The two men glared around with wild, angry eyes and when they spotted the OICW lying on the rooftop, they jogged toward it. Kane took advantage of their distraction to stand up and start running again.
He heard a wordless bellow of rage behind him, then the snapping of a rifle shot. A bullet drilled into a stack of lumber on his right, throwing up a little cloud of splinters. Increasing his speed and the length of his stride, he reached the far edge of the roof and dived off it, to the building fifteen feet below.

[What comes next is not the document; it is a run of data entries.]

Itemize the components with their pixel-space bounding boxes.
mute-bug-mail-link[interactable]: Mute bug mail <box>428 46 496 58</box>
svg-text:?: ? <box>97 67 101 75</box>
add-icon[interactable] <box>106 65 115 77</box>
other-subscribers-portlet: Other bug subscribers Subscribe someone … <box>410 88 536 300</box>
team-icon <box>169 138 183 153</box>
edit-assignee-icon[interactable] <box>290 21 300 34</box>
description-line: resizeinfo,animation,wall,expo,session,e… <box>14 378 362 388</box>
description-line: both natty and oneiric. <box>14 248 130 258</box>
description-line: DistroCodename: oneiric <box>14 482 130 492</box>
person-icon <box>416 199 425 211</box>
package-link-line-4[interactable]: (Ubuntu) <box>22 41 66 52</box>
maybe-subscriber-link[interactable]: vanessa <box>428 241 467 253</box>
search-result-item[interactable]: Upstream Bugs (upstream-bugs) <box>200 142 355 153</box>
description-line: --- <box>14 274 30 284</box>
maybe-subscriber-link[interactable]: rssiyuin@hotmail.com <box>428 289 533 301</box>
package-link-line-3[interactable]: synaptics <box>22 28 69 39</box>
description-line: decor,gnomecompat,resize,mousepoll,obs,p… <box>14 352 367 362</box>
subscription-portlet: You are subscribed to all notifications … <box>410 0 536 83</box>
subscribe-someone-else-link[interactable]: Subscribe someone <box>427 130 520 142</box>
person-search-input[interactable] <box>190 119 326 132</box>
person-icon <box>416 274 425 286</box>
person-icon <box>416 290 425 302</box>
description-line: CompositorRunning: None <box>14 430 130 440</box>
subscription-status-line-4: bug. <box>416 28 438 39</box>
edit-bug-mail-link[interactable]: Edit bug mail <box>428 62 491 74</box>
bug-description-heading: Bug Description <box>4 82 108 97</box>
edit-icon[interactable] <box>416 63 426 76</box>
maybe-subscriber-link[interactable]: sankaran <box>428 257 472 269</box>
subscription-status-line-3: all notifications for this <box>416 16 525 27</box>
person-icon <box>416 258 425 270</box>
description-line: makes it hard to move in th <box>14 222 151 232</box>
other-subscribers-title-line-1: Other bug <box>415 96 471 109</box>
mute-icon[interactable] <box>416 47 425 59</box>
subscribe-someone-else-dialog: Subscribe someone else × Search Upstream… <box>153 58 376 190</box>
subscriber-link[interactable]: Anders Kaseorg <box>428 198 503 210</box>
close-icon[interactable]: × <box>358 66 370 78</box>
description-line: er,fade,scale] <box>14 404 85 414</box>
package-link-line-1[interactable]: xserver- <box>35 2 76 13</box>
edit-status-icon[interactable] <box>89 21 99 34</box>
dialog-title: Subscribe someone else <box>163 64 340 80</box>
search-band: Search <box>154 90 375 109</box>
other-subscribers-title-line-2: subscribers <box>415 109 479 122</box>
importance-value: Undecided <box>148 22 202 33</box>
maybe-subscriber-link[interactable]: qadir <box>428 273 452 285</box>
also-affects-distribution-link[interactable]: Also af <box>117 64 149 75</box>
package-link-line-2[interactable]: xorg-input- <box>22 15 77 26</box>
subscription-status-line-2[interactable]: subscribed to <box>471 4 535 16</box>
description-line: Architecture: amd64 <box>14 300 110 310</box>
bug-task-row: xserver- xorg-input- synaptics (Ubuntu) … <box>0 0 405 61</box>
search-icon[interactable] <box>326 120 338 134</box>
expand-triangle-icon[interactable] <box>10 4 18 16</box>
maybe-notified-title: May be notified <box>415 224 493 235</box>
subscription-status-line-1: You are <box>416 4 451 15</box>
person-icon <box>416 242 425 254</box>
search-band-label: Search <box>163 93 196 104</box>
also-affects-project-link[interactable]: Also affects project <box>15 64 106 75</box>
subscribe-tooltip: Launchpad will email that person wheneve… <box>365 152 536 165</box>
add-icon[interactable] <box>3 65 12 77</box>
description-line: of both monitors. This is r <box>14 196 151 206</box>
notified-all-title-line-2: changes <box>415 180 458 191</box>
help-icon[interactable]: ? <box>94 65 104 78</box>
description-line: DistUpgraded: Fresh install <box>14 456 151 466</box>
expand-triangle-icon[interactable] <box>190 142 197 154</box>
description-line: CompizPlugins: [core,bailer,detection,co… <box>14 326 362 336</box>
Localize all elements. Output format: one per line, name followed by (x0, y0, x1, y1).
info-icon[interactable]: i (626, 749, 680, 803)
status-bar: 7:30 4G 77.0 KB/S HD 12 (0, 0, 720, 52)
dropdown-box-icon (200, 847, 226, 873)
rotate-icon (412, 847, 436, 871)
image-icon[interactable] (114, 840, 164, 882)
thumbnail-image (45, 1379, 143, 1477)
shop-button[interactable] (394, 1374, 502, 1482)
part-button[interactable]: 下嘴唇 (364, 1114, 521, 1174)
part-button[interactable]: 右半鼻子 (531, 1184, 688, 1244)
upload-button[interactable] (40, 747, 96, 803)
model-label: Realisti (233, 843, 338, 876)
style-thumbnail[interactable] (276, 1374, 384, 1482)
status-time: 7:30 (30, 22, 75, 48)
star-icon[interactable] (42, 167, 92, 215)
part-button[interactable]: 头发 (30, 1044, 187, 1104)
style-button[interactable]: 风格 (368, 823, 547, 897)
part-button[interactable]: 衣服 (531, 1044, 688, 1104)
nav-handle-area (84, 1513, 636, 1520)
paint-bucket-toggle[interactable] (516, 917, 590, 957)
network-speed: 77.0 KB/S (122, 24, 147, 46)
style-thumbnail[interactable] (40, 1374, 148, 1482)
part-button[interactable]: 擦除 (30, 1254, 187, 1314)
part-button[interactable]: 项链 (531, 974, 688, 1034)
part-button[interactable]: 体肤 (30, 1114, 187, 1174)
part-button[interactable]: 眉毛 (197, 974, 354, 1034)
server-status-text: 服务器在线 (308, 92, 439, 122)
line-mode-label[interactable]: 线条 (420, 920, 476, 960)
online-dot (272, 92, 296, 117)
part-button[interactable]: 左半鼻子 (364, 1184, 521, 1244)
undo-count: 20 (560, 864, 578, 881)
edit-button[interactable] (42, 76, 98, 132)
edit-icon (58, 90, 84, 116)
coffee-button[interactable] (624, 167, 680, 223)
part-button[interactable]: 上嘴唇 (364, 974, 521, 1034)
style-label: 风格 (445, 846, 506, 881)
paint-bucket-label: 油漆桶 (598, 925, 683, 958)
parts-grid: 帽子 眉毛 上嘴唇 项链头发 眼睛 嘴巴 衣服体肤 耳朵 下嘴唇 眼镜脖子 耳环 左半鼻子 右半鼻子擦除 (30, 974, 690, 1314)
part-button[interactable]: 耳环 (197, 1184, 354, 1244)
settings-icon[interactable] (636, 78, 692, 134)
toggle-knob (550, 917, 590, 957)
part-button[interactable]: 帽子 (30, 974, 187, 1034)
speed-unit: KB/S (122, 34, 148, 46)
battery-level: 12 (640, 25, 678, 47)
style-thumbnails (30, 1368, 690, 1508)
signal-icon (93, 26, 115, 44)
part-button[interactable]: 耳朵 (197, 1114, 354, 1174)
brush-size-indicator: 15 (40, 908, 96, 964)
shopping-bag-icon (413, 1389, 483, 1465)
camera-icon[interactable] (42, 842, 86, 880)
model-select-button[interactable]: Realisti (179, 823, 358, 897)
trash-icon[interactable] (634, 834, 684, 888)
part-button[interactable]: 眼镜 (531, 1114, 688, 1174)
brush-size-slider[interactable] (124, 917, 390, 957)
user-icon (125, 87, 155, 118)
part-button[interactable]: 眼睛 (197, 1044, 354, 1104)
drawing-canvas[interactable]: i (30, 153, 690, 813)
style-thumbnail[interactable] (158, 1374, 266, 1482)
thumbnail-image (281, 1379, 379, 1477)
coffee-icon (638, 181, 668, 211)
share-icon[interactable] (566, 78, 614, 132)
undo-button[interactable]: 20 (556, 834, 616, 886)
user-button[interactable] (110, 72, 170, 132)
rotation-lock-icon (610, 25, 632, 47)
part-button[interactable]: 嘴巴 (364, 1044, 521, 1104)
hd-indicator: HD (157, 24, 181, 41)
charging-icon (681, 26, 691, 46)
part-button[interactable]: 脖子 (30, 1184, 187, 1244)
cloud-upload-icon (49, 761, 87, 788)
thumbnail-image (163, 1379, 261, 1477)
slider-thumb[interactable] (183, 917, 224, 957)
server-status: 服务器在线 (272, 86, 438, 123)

Kane landed on the balls of his feet, and he threw himself forward into a somersault. The layer of rotting wood and roofing material sagged beneath his weight and collapsed inward. He dropped amid a seething cascade of plaster, drywall, boards, insulation and broken rafters.
Fortunately, he didn’t fall far, but the impact still very nearly jolted all the wind from his lungs. Gasping, his vision blurred, Kane dragged himself to his hands and knees, hearing splintery shards and timbers crashing down all around him. The swirl of dust and dirt particles stung his eyes and coated his tongue.
Coughing, fanning the air in front of his face, he staggered to his feet, glancing up at the ragged hole his hurtling body had made in the ceiling. Faintly, he heard the Roamers yelling in frustration, but he doubted they would risk following him. They no doubt hoped he had broken his neck or at the very least his back in the fall.